[Summary] How Discord Stores Billions of Messages

Link: HOW DISCORD STORES BILLIONS OF MESSAGES

The article discusses how Discord chose and migrated to new database in order to deal with tons of stored messages. The article was published in 2017 and provided insights about data storage. Having an idea about how Cassandra read/write data is helpful to understand the content. Cassandra uses a storage structure similar to Log-Structured Merge Tree, which is known for its high performance in writing but less efficient in reading, comparing to B-Tree.

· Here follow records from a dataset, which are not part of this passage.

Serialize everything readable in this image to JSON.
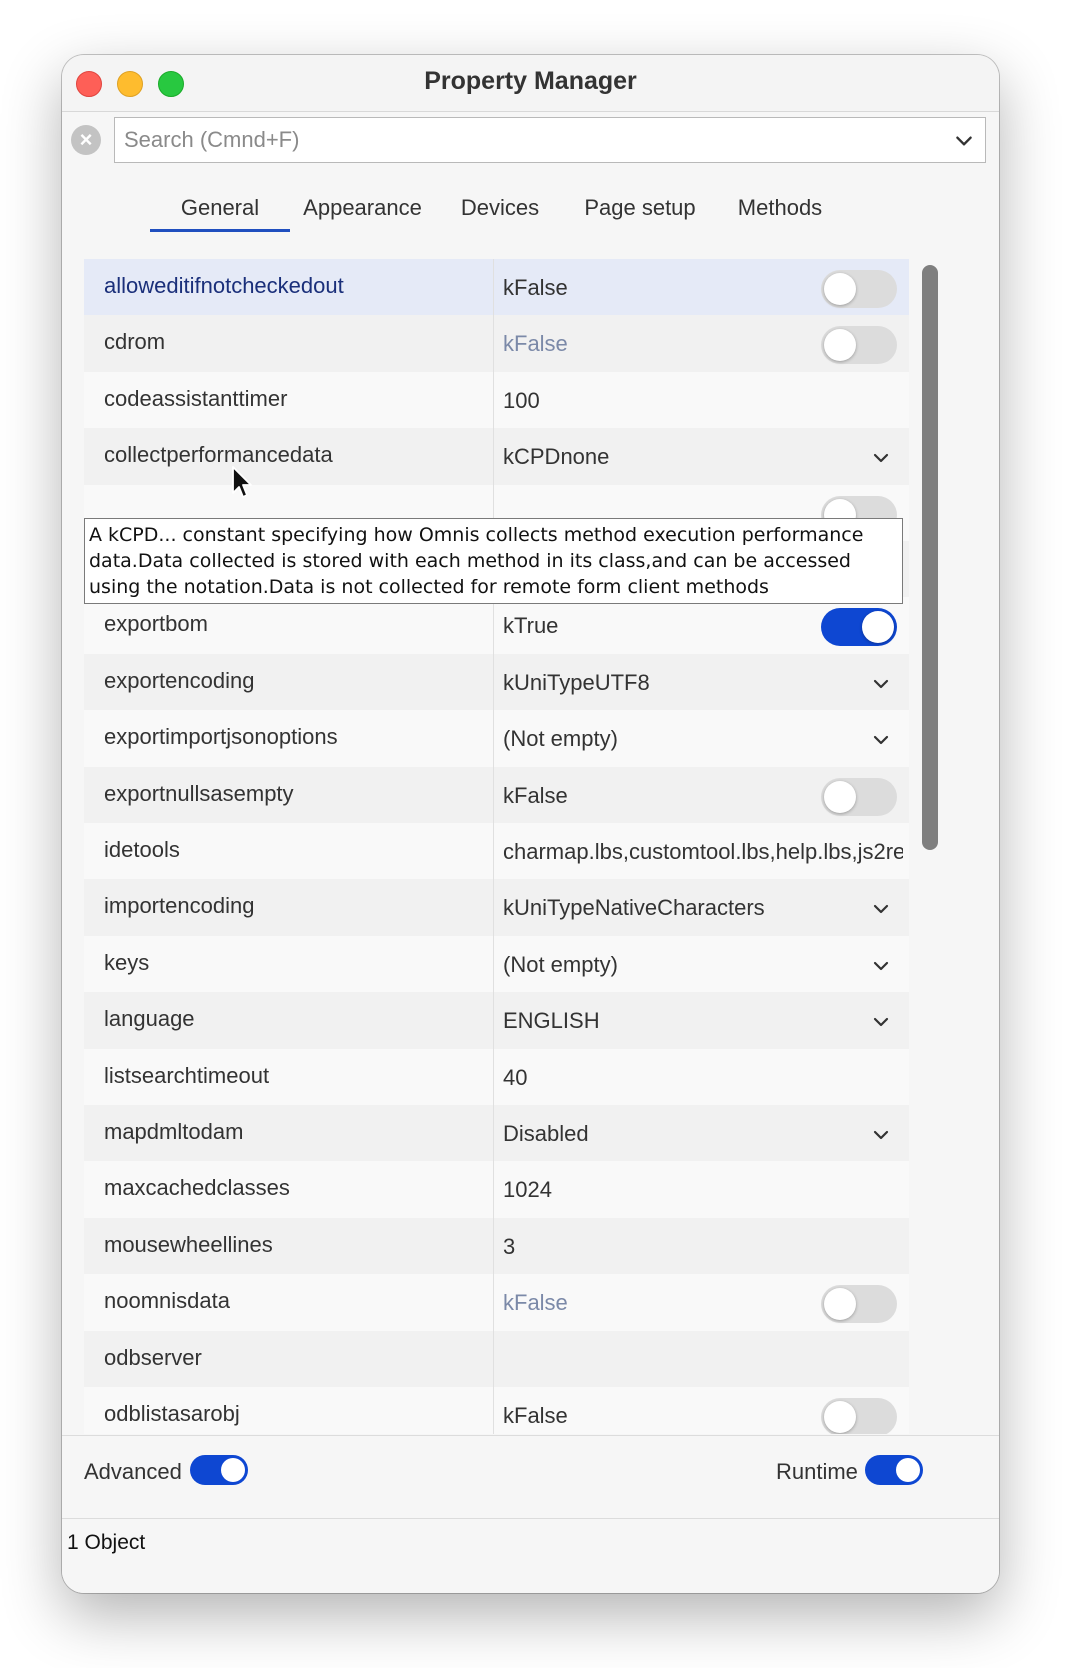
{
  "window": {
    "title": "Property Manager"
  },
  "search": {
    "placeholder": "Search (Cmnd+F)",
    "value": ""
  },
  "tabs": [
    {
      "label": "General",
      "active": true
    },
    {
      "label": "Appearance",
      "active": false
    },
    {
      "label": "Devices",
      "active": false
    },
    {
      "label": "Page setup",
      "active": false
    },
    {
      "label": "Methods",
      "active": false
    }
  ],
  "properties": [
    {
      "name": "alloweditifnotcheckedout",
      "value": "kFalse",
      "control": "toggle",
      "on": false,
      "selected": true
    },
    {
      "name": "cdrom",
      "value": "kFalse",
      "control": "toggle",
      "on": false,
      "dim": true
    },
    {
      "name": "codeassistanttimer",
      "value": "100",
      "control": "none"
    },
    {
      "name": "collectperformancedata",
      "value": "kCPDnone",
      "control": "dropdown"
    },
    {
      "name": "",
      "value": "",
      "control": "toggle",
      "on": false,
      "hidden": true
    },
    {
      "name": "",
      "value": "",
      "control": "none",
      "hidden": true
    },
    {
      "name": "exportbom",
      "value": "kTrue",
      "control": "toggle",
      "on": true
    },
    {
      "name": "exportencoding",
      "value": "kUniTypeUTF8",
      "control": "dropdown"
    },
    {
      "name": "exportimportjsonoptions",
      "value": "(Not empty)",
      "control": "dropdown"
    },
    {
      "name": "exportnullsasempty",
      "value": "kFalse",
      "control": "toggle",
      "on": false
    },
    {
      "name": "idetools",
      "value": "charmap.lbs,customtool.lbs,help.lbs,js2re",
      "control": "none"
    },
    {
      "name": "importencoding",
      "value": "kUniTypeNativeCharacters",
      "control": "dropdown"
    },
    {
      "name": "keys",
      "value": "(Not empty)",
      "control": "dropdown"
    },
    {
      "name": "language",
      "value": "ENGLISH",
      "control": "dropdown"
    },
    {
      "name": "listsearchtimeout",
      "value": "40",
      "control": "none"
    },
    {
      "name": "mapdmltodam",
      "value": "Disabled",
      "control": "dropdown"
    },
    {
      "name": "maxcachedclasses",
      "value": "1024",
      "control": "none"
    },
    {
      "name": "mousewheellines",
      "value": "3",
      "control": "none"
    },
    {
      "name": "noomnisdata",
      "value": "kFalse",
      "control": "toggle",
      "on": false,
      "dim": true
    },
    {
      "name": "odbserver",
      "value": "",
      "control": "none"
    },
    {
      "name": "odblistasarobj",
      "value": "kFalse",
      "control": "toggle",
      "on": false,
      "clipped": true
    }
  ],
  "tooltip": {
    "text": "A kCPD... constant specifying how Omnis collects method execution performance data.Data collected is stored with each method in its class,and can be accessed using the notation.Data is not collected for remote form client methods"
  },
  "footer": {
    "advanced_label": "Advanced",
    "advanced_on": true,
    "runtime_label": "Runtime",
    "runtime_on": true
  },
  "status": {
    "text": "1 Object"
  },
  "colors": {
    "accent": "#0e47d2",
    "selected_row": "#e5eaf7",
    "tab_underline": "#1f4fbf"
  }
}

The following are main takeaways:

1. Know what you need. Discord took note of their read/write patterns, including traffics, read/write ratio of different kinds of channel. For example, voice chat heavy channel accumulates few messages, compared to text chat heavy channel.
2. List requirements and test candidates. A linearly scalable and fault-tolerant database help reduce the operation work. They have alerts go off when P95 of API’s response time goes above 80ms. For a messaging service, API’s response time is critical.
3. They switched to Cassandra from MongoDB. Roughly speaking, Cassandra is a KKV store. The first K stands for the partition key, and the second K represents the clustering key, which identifies a row in a partition. Previously, Discord used a compound key (channel_id, created_at) in MongoDB. However, created_at isn’t a good clustering key because there may be two messages that have same created time. Luckily, Discord had already applied Snowflake, which is chronologically sorted, for id generation. Therefore, the primary key became (channel_id, message_id).
4. Bucket the message by time. The size of partition is restricted due to GC pressure. Discord reset the primary key to ((channel_id, bucket), message_id). They looked at the biggest channel on Discord and decided a bucket/partition to hold messages of 10 days.
5. Optimize tombstone mechanism in Cassandra. In Cassandra, deleted data is not immediately removed from the disk. Instead, Cassandra writes a value, known as tombstone, to indicate the data is deleted. When performing reading, Cassandra reads and ignores the deleted data. The tombstones will be dropped and deleted data will be removed after compaction and the life span of tombstone expires. This causes issues when all of a sudden a lot of data is deleted in the partition. Cassandra needs to read a lot of tombstones to finally output results, resulting in great latency for reading. Therefore, Discord optimized the deleting/writing process to avoid tombstones overhead. They shortened the life span of tombstones, contributing to less tombstones that Cassandra meets during reading. To keep consistency of data, they ran Cassandra repairs in a regular basis. Additionally, Discord recorded empty partitions, which boosts read performance by ignoring useless partitions.
6. Discord performs the migration with only four backend engineers(no DevOps). I am impressed by how competent they are.